Rapa Nui, un bien long voyage !

20 03 2011

Tout a commencé il y a quelques mois, lorsque Jean-Pierre Martinez à lancé l’idée de faire un petit stage sur l’île de Pâques… Nous avons été séduits immédiatement. Assailli par quelques doutes, y-allais-je pour satisfaire mon ego, ça fait bien sur le curiculum-vitae d’un voyageur de citer Rapa Nui, c’est un des points du globe les plus éloignés, les plus isolés, ça fait aventure. J’en étais à me pauser ce genre de questions quand Biou, pris les billets, évacuant tous les doutes encore présents. Depuis quelques temps elle n’arrêtait pas de croiser la route de l’île de Pâques, par photos, pub, Moaïs interposés, livres et même directement dans le hall du musée du quai Branly où se trouve une tête de Moaï au niveau énergétique très intéressant car toujours en lien avec son corps resté sur l’île.
Une fois les billets pris, je me suis replongé dans le livre de Francis Mézière, « Fantastique île de Pâques », puis Alfred Métraux, « l’île de Pâques » et enfin Pierre Loti, « Journal d’un aspirant de La Flore ».
C’est le livre de Francis Mézière que j’avais lu à 15 ans, qui m’avait donné envie d’y aller, en le relisant et en découvrant le texte de Loti, j’ai compris que ce voyage faisait parti de mon chemin de vie.
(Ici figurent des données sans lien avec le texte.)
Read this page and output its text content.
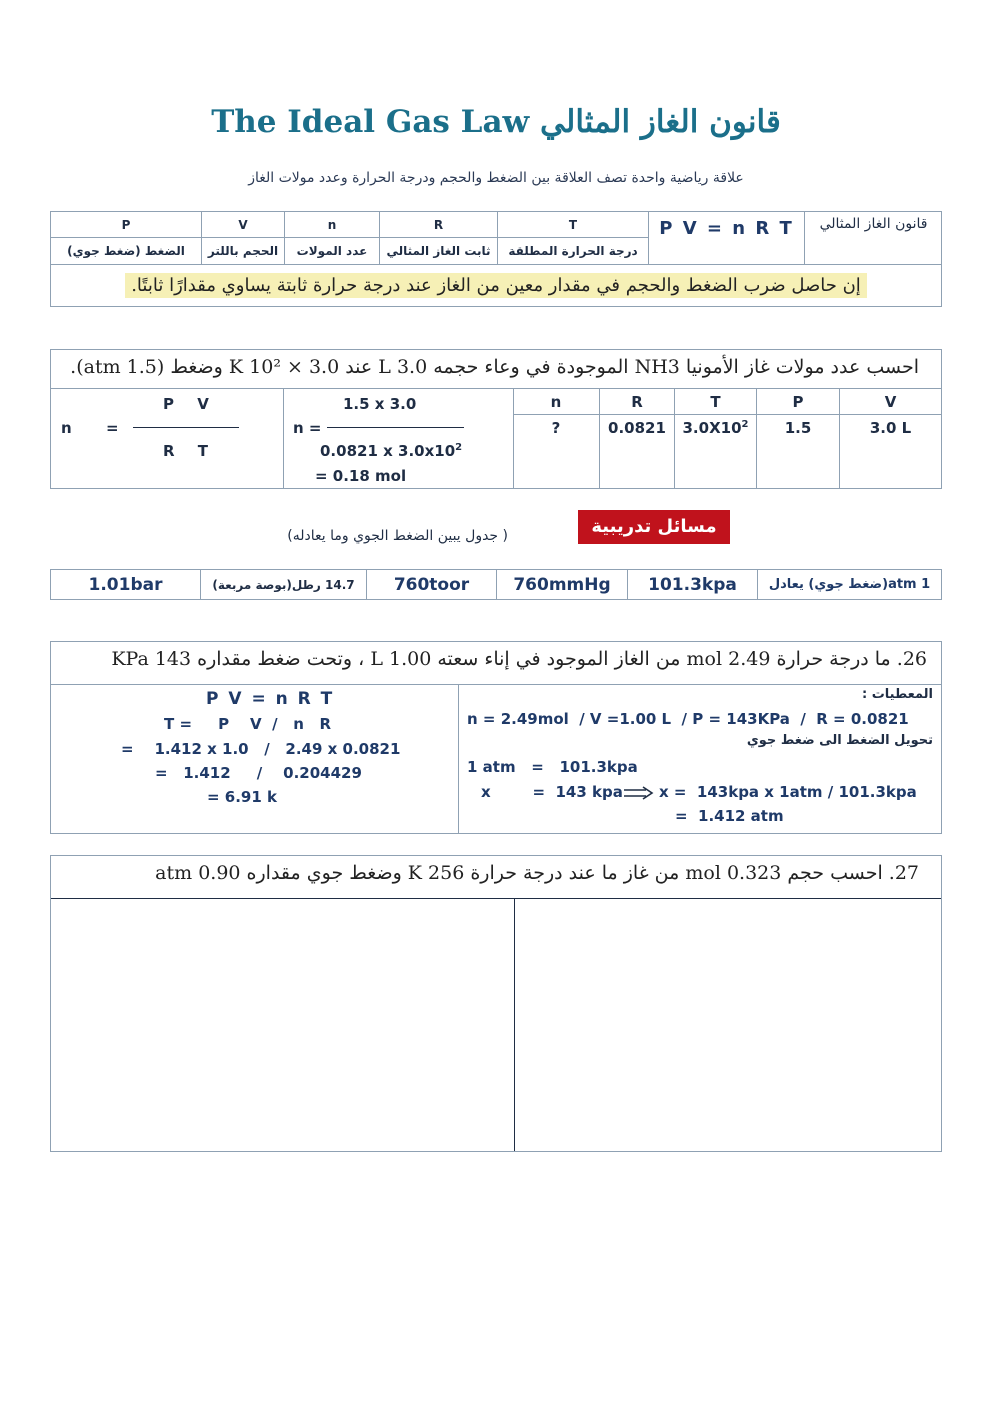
The Ideal Gas Law قانون الغاز المثالي
علاقة رياضية واحدة تصف العلاقة بين الضغط والحجم ودرجة الحرارة وعدد مولات الغاز
P	V	n	R	T
الضغط (ضغط جوي)	الحجم باللتر	عدد المولات	ثابت الغاز المثالي	درجة الحرارة المطلقة
P V = n R T	قانون الغاز المثالي
إن حاصل ضرب الضغط والحجم في مقدار معين من الغاز عند درجة حرارة ثابتة يساوي مقدارًا ثابتًا.
احسب عدد مولات غاز الأمونيا NH3 الموجودة في وعاء حجمه 3.0 L عند 3.0 × 10² K وضغط (1.5 atm).
n =
P V
R T
1.5 x 3.0
n =
0.0821 x $3.0x10^2$
= 0.18 mol
n	R	T	P	V
?	0.0821	$3.0X10^2$	1.5	3.0 L
مسائل تدريبية
( جدول يبين الضغط الجوي وما يعادله)
1.01bar	14.7 رطل(بوصة مربعة)	760toor	760mmHg	101.3kpa	1 atm(ضغط جوي) يعادل
26. ما درجة حرارة 2.49 mol من الغاز الموجود في إناء سعته 1.00 L ، وتحت ضغط مقداره 143 KPa
P V = n R T
T =     P    V  /   n   R
=    1.412 x 1.0   /   2.49 x 0.0821
=   1.412     /    0.204429
= 6.91 k
المعطيات :
n = 2.49mol  / V =1.00 L  / P = 143KPa  /  R = 0.0821
تحويل الضغط الى ضغط جوي
1 atm   =   101.3kpa
x        =  143 kpa x =  143kpa x 1atm / 101.3kpa
=  1.412 atm
27. احسب حجم 0.323 mol من غاز ما عند درجة حرارة 256 K وضغط جوي مقداره 0.90 atm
Les mois ont filé petit à petit, de stage en stage, rencontrant et renouant des liens avec d’autres stagiaires dont quelques uns allaient participer à cette aventure. Je dis renouer, car j’ai reconnu en eux de vieux compagnons de route, des âmes avec qui j’ai déjà partagé des fragments de vie.

Au cours de cette période, j’ai pris conscience de ce que je suis, ma vie évolue, et ce mouvement va certainement s’accélérer, jusqu’à ce que je trouve ma voie (ma voix aussi).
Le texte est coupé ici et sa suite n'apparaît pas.